Untuk itu, Emir menegaskan ada tujuh poin penting bagi lawyer agar sengketa perdata dapat diselesaikan secara efektif dan efisien. Pertama, kedua belah pihak yang bersengketa harus memiliki niat untuk menyelesaikan permasalahan yang ada.

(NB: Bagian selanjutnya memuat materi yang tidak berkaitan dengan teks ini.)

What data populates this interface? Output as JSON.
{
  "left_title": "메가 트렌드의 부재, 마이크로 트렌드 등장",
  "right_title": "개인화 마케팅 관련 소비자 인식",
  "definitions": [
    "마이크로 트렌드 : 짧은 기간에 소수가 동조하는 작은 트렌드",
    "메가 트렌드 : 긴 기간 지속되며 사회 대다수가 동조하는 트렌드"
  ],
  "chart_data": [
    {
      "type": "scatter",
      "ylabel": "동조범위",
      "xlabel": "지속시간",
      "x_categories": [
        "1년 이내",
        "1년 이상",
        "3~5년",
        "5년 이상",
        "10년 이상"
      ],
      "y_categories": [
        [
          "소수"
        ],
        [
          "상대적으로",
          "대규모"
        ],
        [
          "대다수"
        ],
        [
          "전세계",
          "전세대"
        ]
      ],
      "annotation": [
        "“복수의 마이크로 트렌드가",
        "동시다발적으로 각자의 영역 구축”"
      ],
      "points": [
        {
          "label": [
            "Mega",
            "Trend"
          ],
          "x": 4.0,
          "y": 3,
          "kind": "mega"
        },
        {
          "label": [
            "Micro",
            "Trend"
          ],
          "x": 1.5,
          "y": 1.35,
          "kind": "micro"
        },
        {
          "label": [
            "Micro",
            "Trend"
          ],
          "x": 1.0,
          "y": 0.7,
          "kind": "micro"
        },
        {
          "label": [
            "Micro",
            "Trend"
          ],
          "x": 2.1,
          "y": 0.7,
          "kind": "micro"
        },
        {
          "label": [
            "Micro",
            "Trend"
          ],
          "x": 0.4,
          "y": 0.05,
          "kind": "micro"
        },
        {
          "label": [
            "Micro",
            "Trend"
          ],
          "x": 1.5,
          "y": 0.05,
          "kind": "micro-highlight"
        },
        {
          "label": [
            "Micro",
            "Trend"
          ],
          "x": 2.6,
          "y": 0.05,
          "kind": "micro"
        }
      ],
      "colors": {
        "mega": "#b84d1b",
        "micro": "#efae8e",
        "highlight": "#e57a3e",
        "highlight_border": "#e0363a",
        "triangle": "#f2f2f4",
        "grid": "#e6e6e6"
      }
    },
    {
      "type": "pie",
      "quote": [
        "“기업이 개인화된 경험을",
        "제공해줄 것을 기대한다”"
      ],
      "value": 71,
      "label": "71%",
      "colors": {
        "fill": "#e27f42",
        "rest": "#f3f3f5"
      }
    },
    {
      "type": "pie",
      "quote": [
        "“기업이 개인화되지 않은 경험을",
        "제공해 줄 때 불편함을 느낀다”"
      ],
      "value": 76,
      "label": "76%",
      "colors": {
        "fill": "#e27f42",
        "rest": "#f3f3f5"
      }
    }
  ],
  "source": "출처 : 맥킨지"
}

Dalam hal ini penyelesaian sengketa secara non ajudikatif harus dikedepankan bagi kedua belah pihak.

Kedua, baik dari sisi klien dan advokat kedua belah pihak harus memahami duduk permasalahan, melakukan review dokumentasi dan faktual. “Kita harus pahami dulu masalahnya apabila kita dari sisi pihak yang melakukan klaim atau menerima klaim, harrus lihat apakah klaim itu punya dasar, dan harus liat juga apakah dalam suatu klaim itu kita punya salah dalam kaitan dengan dispute itu sendiri,” jelasnya.

Ketiga, klien dan advokat harus memiliki target realistis dan bisa diterima dalam menyelesaikan masalah. Artinya klaim yang diajukan oleh klien harus bisa dinegosiasikan untuk mencari keputusan yang adil tanpa harus ke pengadilan, dan keempat adalah memahami poin-poin yang akan dinegosiasikan.

Kelima, memilih konsultan hukum yang memahami persoalan. Emir menjelaskan hal ini menjadi poin penting karena dalam proses negosiasi, lawyer atau konsultan hukum tidak hanya memberikan masukan terkait legal, namun juga memberikan masukan terkait komersial.

Keenam, klien harus terlibat dalam penyelesaian sengketa kendati sudah menunjuk advokat untuk menyelesaikan sengketa yang ada. Dan ketujuh adalah memanfaatkan mediasi ketika perkara harus berlabuh ke pengadilan.

“Bagi klien harus dipahami benar, meskipun pihak klien sudah men-engage lawyer, tapi ini masalah anda, artinya lawyer hanya tools. Jadi klien harus in charge, kalau udh ada lawyer terserah, itu enggak bisa. Dan kalau harus masuk ke pengadilan saya sarankan memanfaatkan mediasi dengan baik. Kadang-kadang memang harus digugat dulu baru mau duduk bersama, dan bagi penggugat jangan karena menggugat menutup ruang negosiasi atau mediasi. Sengketa perdata itu makan waktu dan bagusnya ya diselesaikan baik-baik,” pungkasnya.